I wonder if the results would have been different if the study was conducted at a college campus (such as a state school) where the median parental income was much lower, but the students were still smart (though not quite Harvard quality). Somewhere that the kids value hard work and money (Utopia State University ).
Another critique of this study - they focused on college students. People who in general don't have much experience with mutual fund investing. Not many of them have IRA's and 401k's like the rest of us white collar working stiffs. Maybe a study focusing on Harvard or Wharton alumni 5-10 years after beginning work would be a better sample (smart kids who have had the opportunity to earn money and set up 401k's and IRA's).*
I wouldn't expect to get valid results if I conducted a study on pop music or Americal Idol if I went down to the VFW and interviewed a bunch of WW II vets. (no disrespect intended to Jarhead or other vets )
* Based on observing the 401k investing patterns of my 20-something colleagues at work, I don't know if they'd be any savvier on the Mutual Fund Expense study than the Harvard and Upenn students.

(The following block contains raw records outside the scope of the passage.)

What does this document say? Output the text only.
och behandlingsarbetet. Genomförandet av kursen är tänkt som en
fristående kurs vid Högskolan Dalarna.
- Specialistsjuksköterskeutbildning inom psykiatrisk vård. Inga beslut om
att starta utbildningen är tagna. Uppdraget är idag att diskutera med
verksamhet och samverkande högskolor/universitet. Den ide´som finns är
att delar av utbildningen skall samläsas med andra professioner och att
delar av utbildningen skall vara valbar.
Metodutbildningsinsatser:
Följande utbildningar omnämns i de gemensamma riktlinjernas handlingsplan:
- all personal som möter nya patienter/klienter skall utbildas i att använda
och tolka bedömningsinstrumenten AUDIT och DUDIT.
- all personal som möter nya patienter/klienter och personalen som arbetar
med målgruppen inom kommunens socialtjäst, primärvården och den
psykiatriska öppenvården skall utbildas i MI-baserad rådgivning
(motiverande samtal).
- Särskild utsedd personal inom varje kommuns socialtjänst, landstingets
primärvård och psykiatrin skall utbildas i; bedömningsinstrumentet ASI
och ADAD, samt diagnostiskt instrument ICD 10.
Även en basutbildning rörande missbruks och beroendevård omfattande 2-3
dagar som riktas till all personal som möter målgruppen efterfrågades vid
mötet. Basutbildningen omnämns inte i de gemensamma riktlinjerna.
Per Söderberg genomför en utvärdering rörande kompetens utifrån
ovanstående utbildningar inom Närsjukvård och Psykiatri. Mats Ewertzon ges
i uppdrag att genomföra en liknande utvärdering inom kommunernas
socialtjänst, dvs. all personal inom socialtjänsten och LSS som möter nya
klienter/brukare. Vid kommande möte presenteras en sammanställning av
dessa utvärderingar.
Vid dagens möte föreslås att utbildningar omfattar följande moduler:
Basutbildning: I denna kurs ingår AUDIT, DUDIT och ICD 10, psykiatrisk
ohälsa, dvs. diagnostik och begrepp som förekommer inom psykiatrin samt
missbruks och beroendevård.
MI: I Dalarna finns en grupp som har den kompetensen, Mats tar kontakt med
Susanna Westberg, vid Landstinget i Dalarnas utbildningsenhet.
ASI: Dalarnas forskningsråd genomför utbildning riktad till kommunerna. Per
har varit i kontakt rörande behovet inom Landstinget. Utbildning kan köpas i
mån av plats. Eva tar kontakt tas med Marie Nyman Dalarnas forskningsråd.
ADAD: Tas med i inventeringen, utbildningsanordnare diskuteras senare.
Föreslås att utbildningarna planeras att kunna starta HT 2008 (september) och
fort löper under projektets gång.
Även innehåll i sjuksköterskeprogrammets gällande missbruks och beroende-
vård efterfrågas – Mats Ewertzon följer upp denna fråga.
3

These students at Harvard and UPenn probably aren't used to selecting goods or services based on cost alone (hence the choice for Harvard and Upenn : ). My guess is these kids grew up in well-to-do households and haven't had much experience dealing with money matters. That's probably a safe generalization for most undergrads in general though.
I wonder if the results would have been different if the study was conducted at a college campus (such as a state school) where the median parental income was much lower, but the students were still smart (though not quite Harvard quality).
I wouldn't be so sure that the median family income at Harvard is higher than at a state school. (The mean income is likely much higher, though.) Most of the kids there are on some kind of assistance. And financial aid packages often include some worky-study component, so kids on assistance work for at least part of their education wherever they go to school.
Quote:
Another critique of this study - they focused on college students. People who in general don't have much experience with mutual fund investing.
I think that is the real issue. It is not obvious upon uninformed, if gifted, reflection that low costs would outperform (presumptive) skill. That is not true in many other areas of life, and it takes some digesting of data and analysis to see that this happens to be true for mutual funds.